Pharmasset has reported positive preliminary results from phase I clinical trial of PSI-7851, for the treatment of hepatitis C (HCV). PSI-7851 is a second generation nucleotide polymerase inhibitor of HCV.

Pharmasset initiated a phase 1 multiple ascending dose study with PSI-7851 in June, 2009. The trial was conducted at two US centers, as a blinded, randomized, and placebo-controlled study, in 30 patients chronically infected with HCV genotype 1.

The primary objective was to assess the safety, tolerability, and pharmacokinetics of PSI-7851 after once-daily (QD) dosing for 3 days. The secondary objective was to assess antiviral activity by measuring the change in HCV RNA. Patients were randomized to receive either PSI-7851 (eight patients per cohort) or placebo (two patients per cohort). Three dose cohorts of PSI-7851 (50mg QD, 100mg QD, 200mg QD) were evaluated.

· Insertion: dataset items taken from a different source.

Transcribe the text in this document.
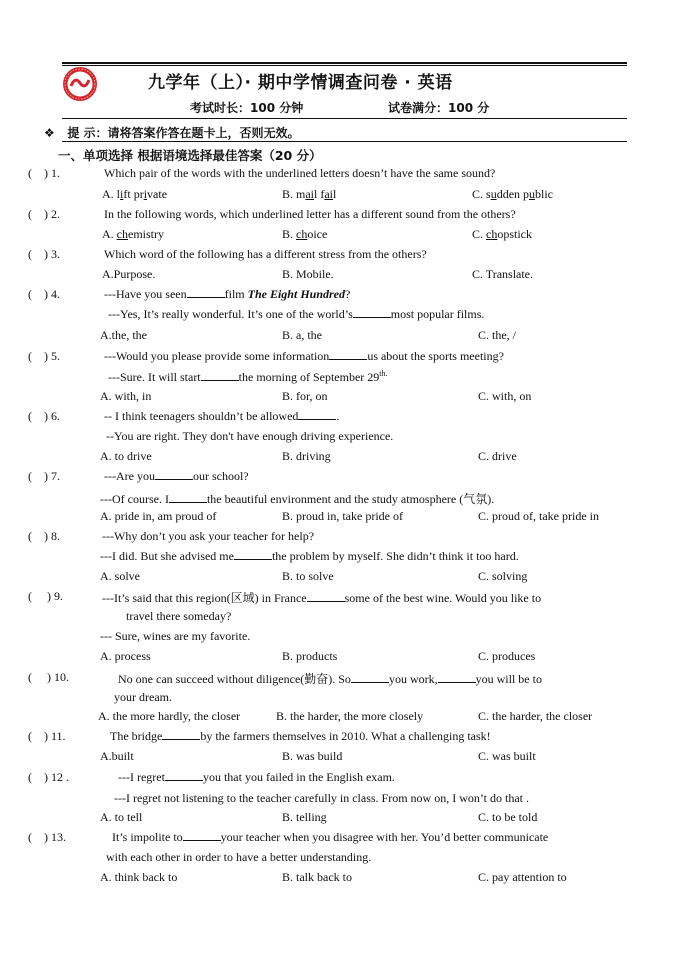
九学年（上）· 期中学情调查问卷 · 英语
考试时长：100 分钟	试卷满分：100 分
❖ 提 示：请将答案作答在题卡上，否则无效。
一、单项选择 根据语境选择最佳答案（20 分）
( ) 1.	Which pair of the words with the underlined letters doesn’t have the same sound?
A. lift private	B. mail fail	C. sudden public
( ) 2.	In the following words, which underlined letter has a different sound from the others?
A. chemistry	B. choice	C. chopstick
( ) 3.	Which word of the following has a different stress from the others?
A.Purpose.	B. Mobile.	C. Translate.
( ) 4.	---Have you seen	film The Eight Hundred?
---Yes, It’s really wonderful. It’s one of the world’s	most popular films.
A.the, the	B. a, the	C. the, /
( ) 5.	---Would you please provide some information	us about the sports meeting?
---Sure. It will start	the morning of September $29^{th.}$
A. with, in	B. for, on	C. with, on
( ) 6.	-- I think teenagers shouldn’t be allowed	.
--You are right. They don't have enough driving experience.
A. to drive	B. driving	C. drive
( ) 7.	---Are you	our school?
---Of course. I	the beautiful environment and the study atmosphere (气氛).
A. pride in, am proud of	B. proud in, take pride of	C. proud of, take pride in
( ) 8.	---Why don’t you ask your teacher for help?
---I did. But she advised me	the problem by myself. She didn’t think it too hard.
A. solve	B. to solve	C. solving
( ) 9.	---It’s said that this region(区域) in France	some of the best wine. Would you like to
travel there someday?
--- Sure, wines are my favorite.
A. process	B. products	C. produces
( ) 10.	No one can succeed without diligence(勤奋). So	you work,	you will be to
your dream.
A. the more hardly, the closer	B. the harder, the more closely	C. the harder, the closer
( ) 11.	The bridge	by the farmers themselves in 2010. What a challenging task!
A.built	B. was build	C. was built
( ) 12 .	---I regret	you that you failed in the English exam.
---I regret not listening to the teacher carefully in class. From now on, I won’t do that .
A. to tell	B. telling	C. to be told
( ) 13.	It’s impolite to	your teacher when you disagree with her. You’d better communicate
with each other in order to have a better understanding.
A. think back to	B. talk back to	C. pay attention to
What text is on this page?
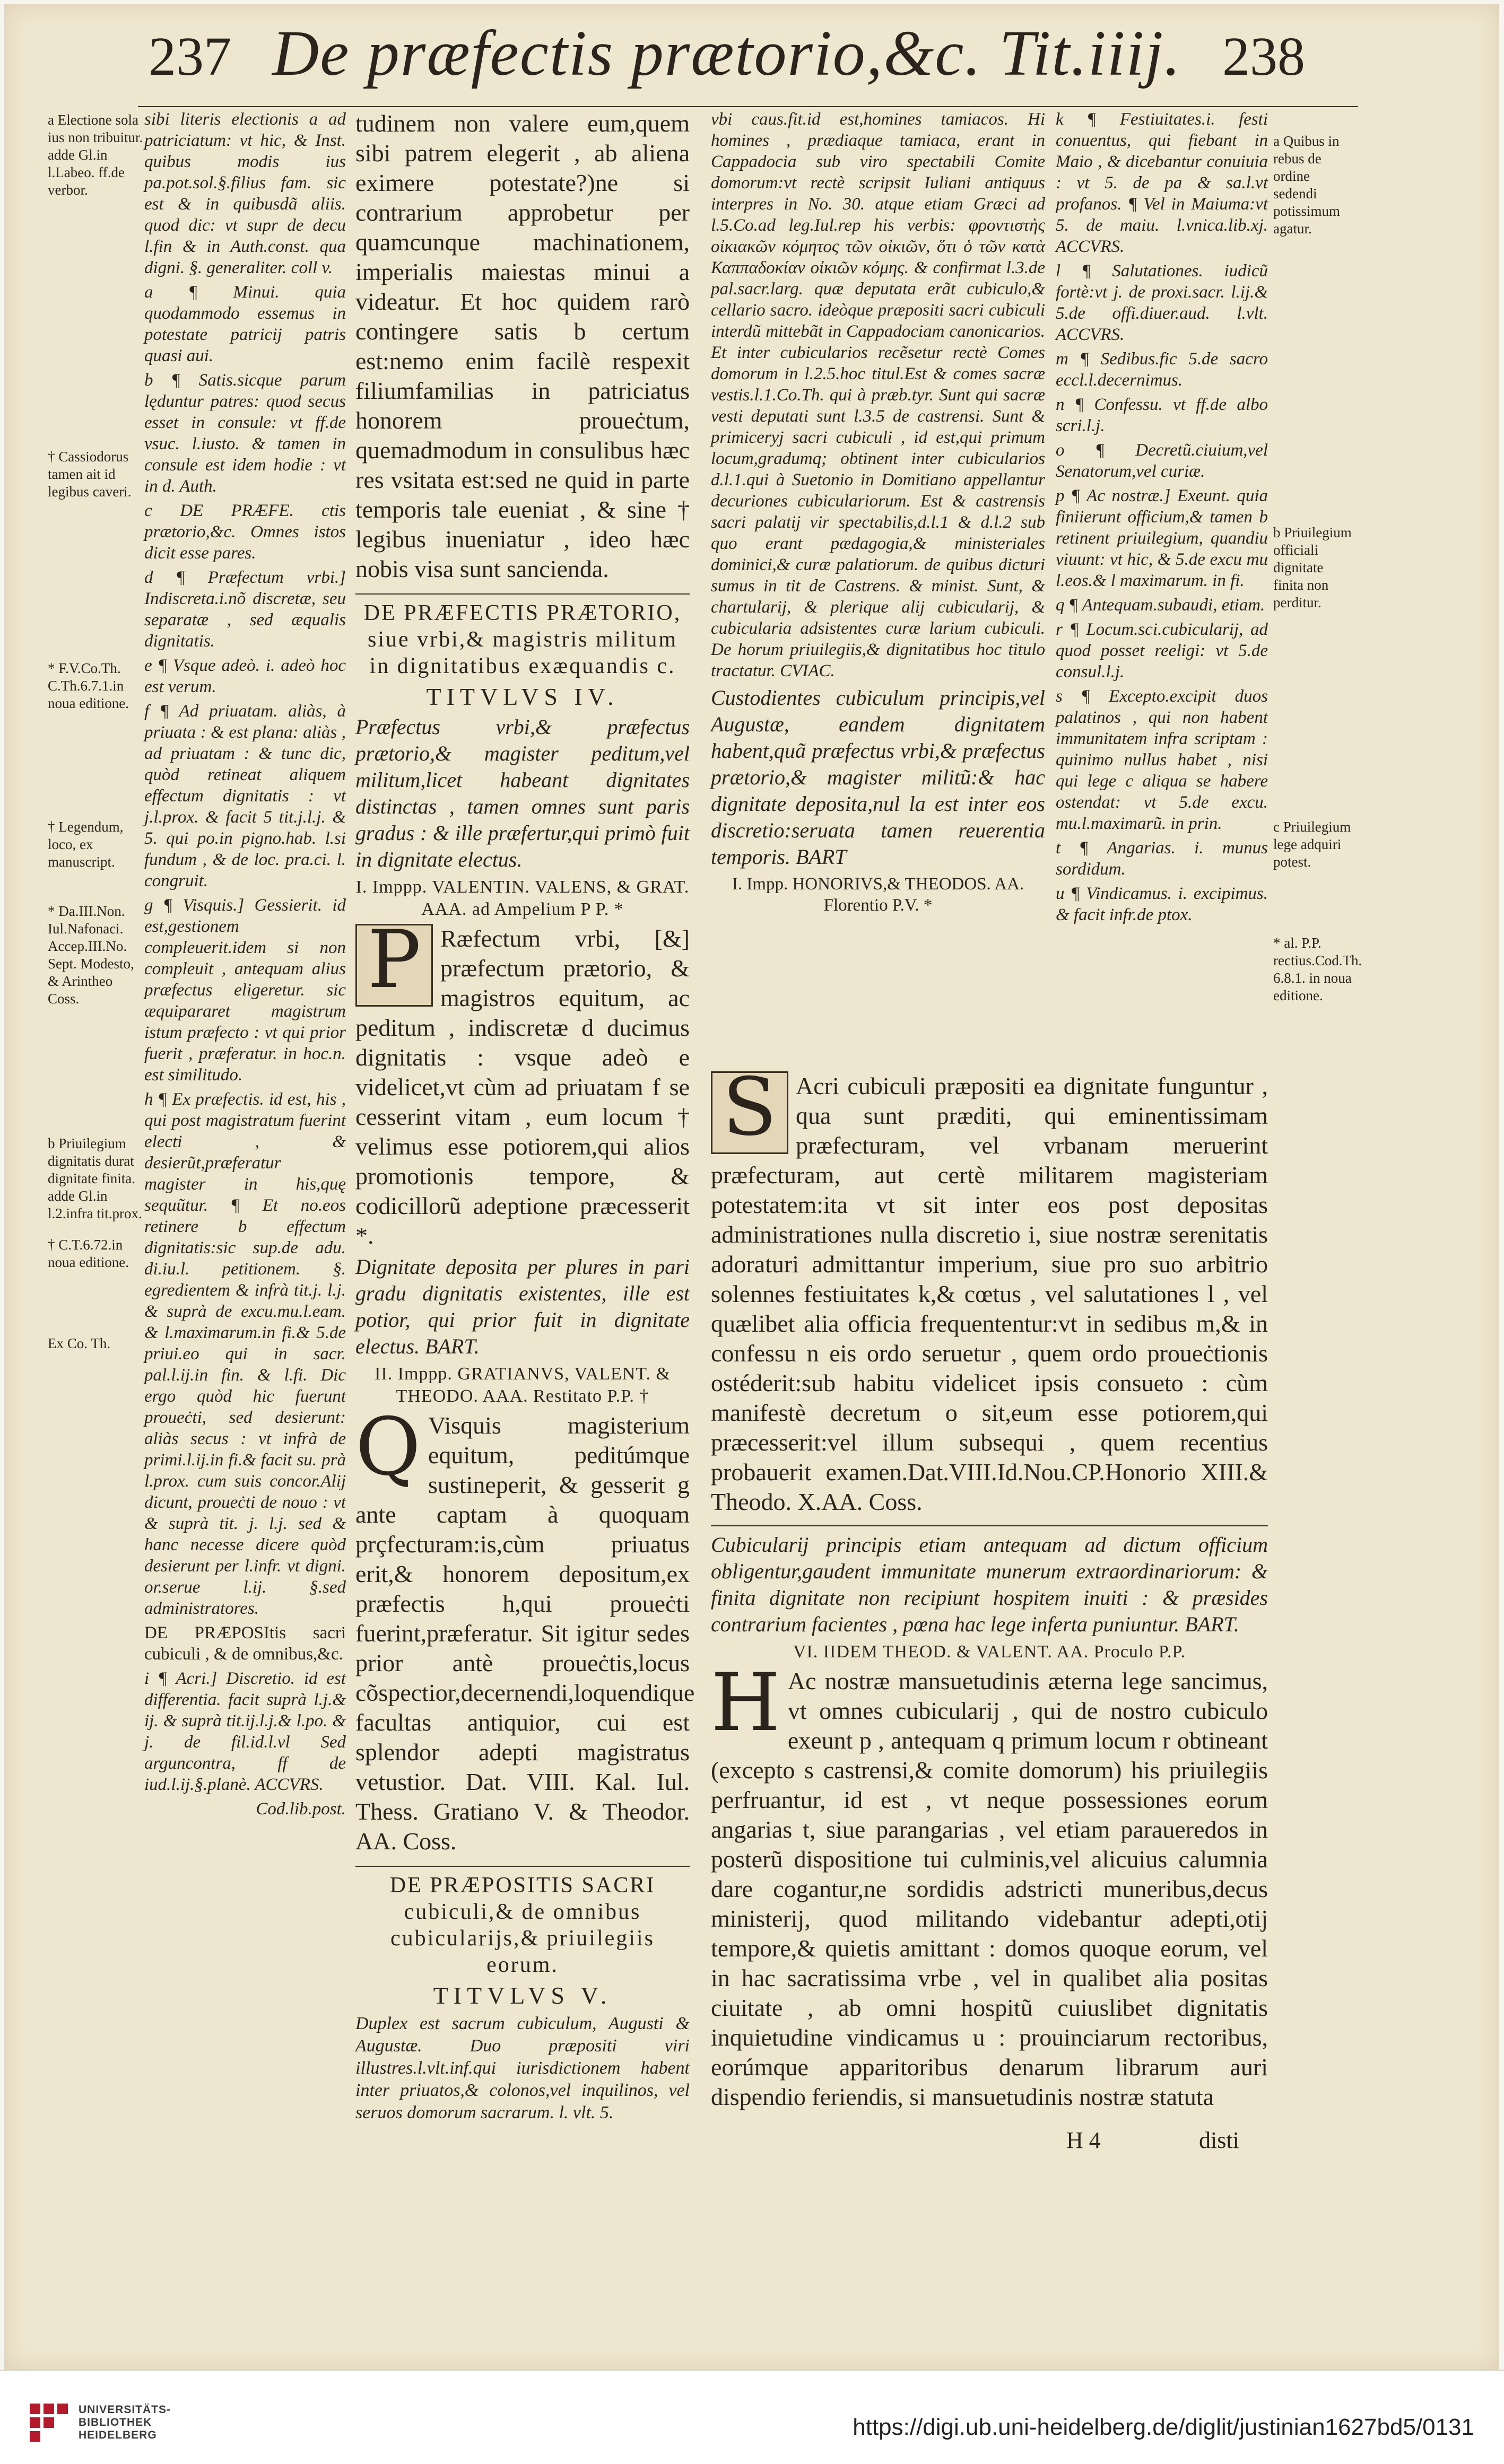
237 De præfectis prætorio,&c. Tit.iiij. 238
a Electione sola ius non tribuitur. adde Gl.in l.Labeo. ff.de verbor.
† Cassiodorus tamen ait id legibus caveri.
* F.V.Co.Th. C.Th.6.7.1.in noua editione.
† Legendum, loco, ex manuscript.
* Da.III.Non. Iul.Nafonaci. Accep.III.No. Sept. Modesto, & Arintheo Coss.
b Priuilegium dignitatis durat dignitate finita. adde Gl.in l.2.infra tit.prox.
† C.T.6.72.in noua editione.
Ex Co. Th.

sibi literis electionis a ad patriciatum: vt hic, & Inst. quibus modis ius pa.pot.sol.§.filius fam. sic est & in quibusdã aliis. quod dic: vt supr de decu l.fin & in Auth.const. qua digni. §. generaliter. coll v.

a ¶ Minui. quia quodammodo essemus in potestate patricij patris quasi aui.

b ¶ Satis.sicque parum lęduntur patres: quod secus esset in consule: vt ff.de vsuc. l.iusto. & tamen in consule est idem hodie : vt in d. Auth.

c DE PRÆFE. ctis prætorio,&c. Omnes istos dicit esse pares.

d ¶ Præfectum vrbi.] Indiscreta.i.nõ discretæ, seu separatæ , sed æqualis dignitatis.

e ¶ Vsque adeò. i. adeò hoc est verum.

f ¶ Ad priuatam. aliàs, à priuata : & est plana: aliàs , ad priuatam : & tunc dic, quòd retineat aliquem effectum dignitatis : vt j.l.prox. & facit 5 tit.j.l.j. & 5. qui po.in pigno.hab. l.si fundum , & de loc. pra.ci. l. congruit.

g ¶ Visquis.] Gessierit. id est,gestionem compleuerit.idem si non compleuit , antequam alius præfectus eligeretur. sic æquipararet magistrum istum præfecto : vt qui prior fuerit , præferatur. in hoc.n. est similitudo.

h ¶ Ex præfectis. id est, his , qui post magistratum fuerint electi , & desierũt,præferatur magister in his,quę sequũtur. ¶ Et no.eos retinere b effectum dignitatis:sic sup.de adu. di.iu.l. petitionem. §. egredientem & infrà tit.j. l.j. & suprà de excu.mu.l.eam. & l.maximarum.in fi.& 5.de priui.eo qui in sacr. pal.l.ij.in fin. & l.fi. Dic ergo quòd hic fuerunt proueċti, sed desierunt: aliàs secus : vt infrà de primi.l.ij.in fi.& facit su. prà l.prox. cum suis concor.Alij dicunt, proueċti de nouo : vt & suprà tit. j. l.j. sed & hanc necesse dicere quòd desierunt per l.infr. vt digni. or.serue l.ij. §.sed administratores.

DE PRÆPOSItis sacri cubiculi , & de omnibus,&c.

i ¶ Acri.] Discretio. id est differentia. facit suprà l.j.& ij. & suprà tit.ij.l.j.& l.po. & j. de fil.id.l.vl Sed arguncontra, ff de iud.l.ij.§.planè. ACCVRS.

Cod.lib.post.

tudinem non valere eum,quem sibi patrem elegerit , ab aliena eximere potestate?)ne si contrarium approbetur per quamcunque machinationem, imperialis maiestas minui a videatur. Et hoc quidem rarò contingere satis b certum est:nemo enim facilè respexit filiumfamilias in patriciatus honorem proueċtum, quemadmodum in consulibus hæc res vsitata est:sed ne quid in parte temporis tale eueniat , & sine † legibus inueniatur , ideo hæc nobis visa sunt sancienda.

DE PRÆFECTIS PRÆTORIO, siue vrbi,& magistris militum in dignitatibus exæquandis c.

TITVLVS IV.

Præfectus vrbi,& præfectus prætorio,& magister peditum,vel militum,licet habeant dignitates distinctas , tamen omnes sunt paris gradus : & ille præfertur,qui primò fuit in dignitate electus.

I. Imppp. VALENTIN. VALENS, & GRAT. AAA. ad Ampelium P P. *

P Ræfectum vrbi, [&] præfectum prætorio, & magistros equitum, ac peditum , indiscretæ d ducimus dignitatis : vsque adeò e videlicet,vt cùm ad priuatam f se cesserint vitam , eum locum † velimus esse potiorem,qui alios promotionis tempore, & codicillorũ adeptione præcesserit *.

Dignitate deposita per plures in pari gradu dignitatis existentes, ille est potior, qui prior fuit in dignitate electus. BART.

II. Imppp. GRATIANVS, VALENT. & THEODO. AAA. Restitato P.P. †

Q Visquis magisterium equitum, peditúmque sustineperit, & gesserit g ante captam à quoquam prçfecturam:is,cùm priuatus erit,& honorem depositum,ex præfectis h,qui proueċti fuerint,præferatur. Sit igitur sedes prior antè proueċtis,locus cõspectior,decernendi,loquendique facultas antiquior, cui est splendor adepti magistratus vetustior. Dat. VIII. Kal. Iul. Thess. Gratiano V. & Theodor. AA. Coss.

DE PRÆPOSITIS SACRI cubiculi,& de omnibus cubicularijs,& priuilegiis eorum.

TITVLVS V.

Duplex est sacrum cubiculum, Augusti & Augustæ. Duo præpositi viri illustres.l.vlt.inf.qui iurisdictionem habent inter priuatos,& colonos,vel inquilinos, vel seruos domorum sacrarum. l. vlt. 5.

vbi caus.fit.id est,homines tamiacos. Hi homines , prædiaque tamiaca, erant in Cappadocia sub viro spectabili Comite domorum:vt rectè scripsit Iuliani antiquus interpres in No. 30. atque etiam Græci ad l.5.Co.ad leg.Iul.rep his verbis: φροντιστὴς οἰκιακῶν κόμητος τῶν οἰκιῶν, ὅτι ὁ τῶν κατὰ Καππαδοκίαν οἰκιῶν κόμης. & confirmat l.3.de pal.sacr.larg. quæ deputata erãt cubiculo,& cellario sacro. ideòque præpositi sacri cubiculi interdũ mittebãt in Cappadociam canonicarios. Et inter cubicularios recẽsetur rectè Comes domorum in l.2.5.hoc titul.Est & comes sacræ vestis.l.1.Co.Th. qui à præb.tyr. Sunt qui sacræ vesti deputati sunt l.3.5 de castrensi. Sunt & primiceryj sacri cubiculi , id est,qui primum locum,gradumq; obtinent inter cubicularios d.l.1.qui à Suetonio in Domitiano appellantur decuriones cubiculariorum. Est & castrensis sacri palatij vir spectabilis,d.l.1 & d.l.2 sub quo erant pædagogia,& ministeriales dominici,& curæ palatiorum. de quibus dicturi sumus in tit de Castrens. & minist. Sunt, & chartularij, & plerique alij cubicularij, & cubicularia adsistentes curæ larium cubiculi. De horum priuilegiis,& dignitatibus hoc titulo tractatur. CVIAC.

Custodientes cubiculum principis,vel Augustæ, eandem dignitatem habent,quã præfectus vrbi,& præfectus prætorio,& magister militũ:& hac dignitate deposita,nul la est inter eos discretio:seruata tamen reuerentia temporis. BART

I. Impp. HONORIVS,& THEODOS. AA. Florentio P.V. *

k ¶ Festiuitates.i. festi conuentus, qui fiebant in Maio , & dicebantur conuiuia : vt 5. de pa & sa.l.vt profanos. ¶ Vel in Maiuma:vt 5. de maiu. l.vnica.lib.xj. ACCVRS.

l ¶ Salutationes. iudicũ fortè:vt j. de proxi.sacr. l.ij.& 5.de offi.diuer.aud. l.vlt. ACCVRS.

m ¶ Sedibus.fic 5.de sacro eccl.l.decernimus.

n ¶ Confessu. vt ff.de albo scri.l.j.

o ¶ Decretũ.ciuium,vel Senatorum,vel curiæ.

p ¶ Ac nostræ.] Exeunt. quia finiierunt officium,& tamen b retinent priuilegium, quandiu viuunt: vt hic, & 5.de excu mu l.eos.& l maximarum. in fi.

q ¶ Antequam.subaudi, etiam.

r ¶ Locum.sci.cubicularij, ad quod posset reeligi: vt 5.de consul.l.j.

s ¶ Excepto.excipit duos palatinos , qui non habent immunitatem infra scriptam : quinimo nullus habet , nisi qui lege c aliqua se habere ostendat: vt 5.de excu. mu.l.maximarũ. in prin.

t ¶ Angarias. i. munus sordidum.

u ¶ Vindicamus. i. excipimus. & facit infr.de ptox.

a Quibus in rebus de ordine sedendi potissimum agatur.
b Priuilegium officiali dignitate finita non perditur.
c Priuilegium lege adquiri potest.
* al. P.P. rectius.Cod.Th. 6.8.1. in noua editione.

S Acri cubiculi præpositi ea dignitate funguntur , qua sunt præditi, qui eminentissimam præfecturam, vel vrbanam meruerint præfecturam, aut certè militarem magisteriam potestatem:ita vt sit inter eos post depositas administrationes nulla discretio i, siue nostræ serenitatis adoraturi admittantur imperium, siue pro suo arbitrio solennes festiuitates k,& cœtus , vel salutationes l , vel quælibet alia officia frequententur:vt in sedibus m,& in confessu n eis ordo seruetur , quem ordo proueċtionis ostéderit:sub habitu videlicet ipsis consueto : cùm manifestè decretum o sit,eum esse potiorem,qui præcesserit:vel illum subsequi , quem recentius probauerit examen.Dat.VIII.Id.Nou.CP.Honorio XIII.& Theodo. X.AA. Coss.

Cubicularij principis etiam antequam ad dictum officium obligentur,gaudent immunitate munerum extraordinariorum: & finita dignitate non recipiunt hospitem inuiti : & præsides contrarium facientes , pœna hac lege inferta puniuntur. BART.

VI. IIDEM THEOD. & VALENT. AA. Proculo P.P.

H Ac nostræ mansuetudinis æterna lege sancimus, vt omnes cubicularij , qui de nostro cubiculo exeunt p , antequam q primum locum r obtineant (excepto s castrensi,& comite domorum) his priuilegiis perfruantur, id est , vt neque possessiones eorum angarias t, siue parangarias , vel etiam paraueredos in posterũ dispositione tui culminis,vel alicuius calumnia dare cogantur,ne sordidis adstricti muneribus,decus ministerij, quod militando videbantur adepti,otij tempore,& quietis amittant : domos quoque eorum, vel in hac sacratissima vrbe , vel in qualibet alia positas ciuitate , ab omni hospitũ cuiuslibet dignitatis inquietudine vindicamus u : prouinciarum rectoribus, eorúmque apparitoribus denarum librarum auri dispendio feriendis, si mansuetudinis nostræ statuta

H 4	disti
UNIVERSITÄTS-
BIBLIOTHEK
HEIDELBERG	https://digi.ub.uni-heidelberg.de/diglit/justinian1627bd5/0131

PSI-7851 demonstrated potent antiviral activity with a mean HCV RNA decrease of -0.49 log(10) IU/mL, -0.61 log(10) IU/mL and -1.01 log(10) IU/mL, in patients receiving 50mg QD, 100mg QD, and 200mg QD, respectively.

Michelle Berrey, chief medical officer of Pharmasset, said: We are very encouraged by the preliminary efficacy and safety data with PSI-7851, our second generation nucleotide analog. The data from these first three cohorts demonstrate that we have achieved our goal of identifying a nucleotide analog with good efficacy that can be administered once daily at a low milligram dose. Given these characteristics and the potential benefits of nucleotide analogs over other classes of HCV direct acting antivirals, we continue to believe that PSI-7851 could become a key component of any future combination treatment regimen for HCV.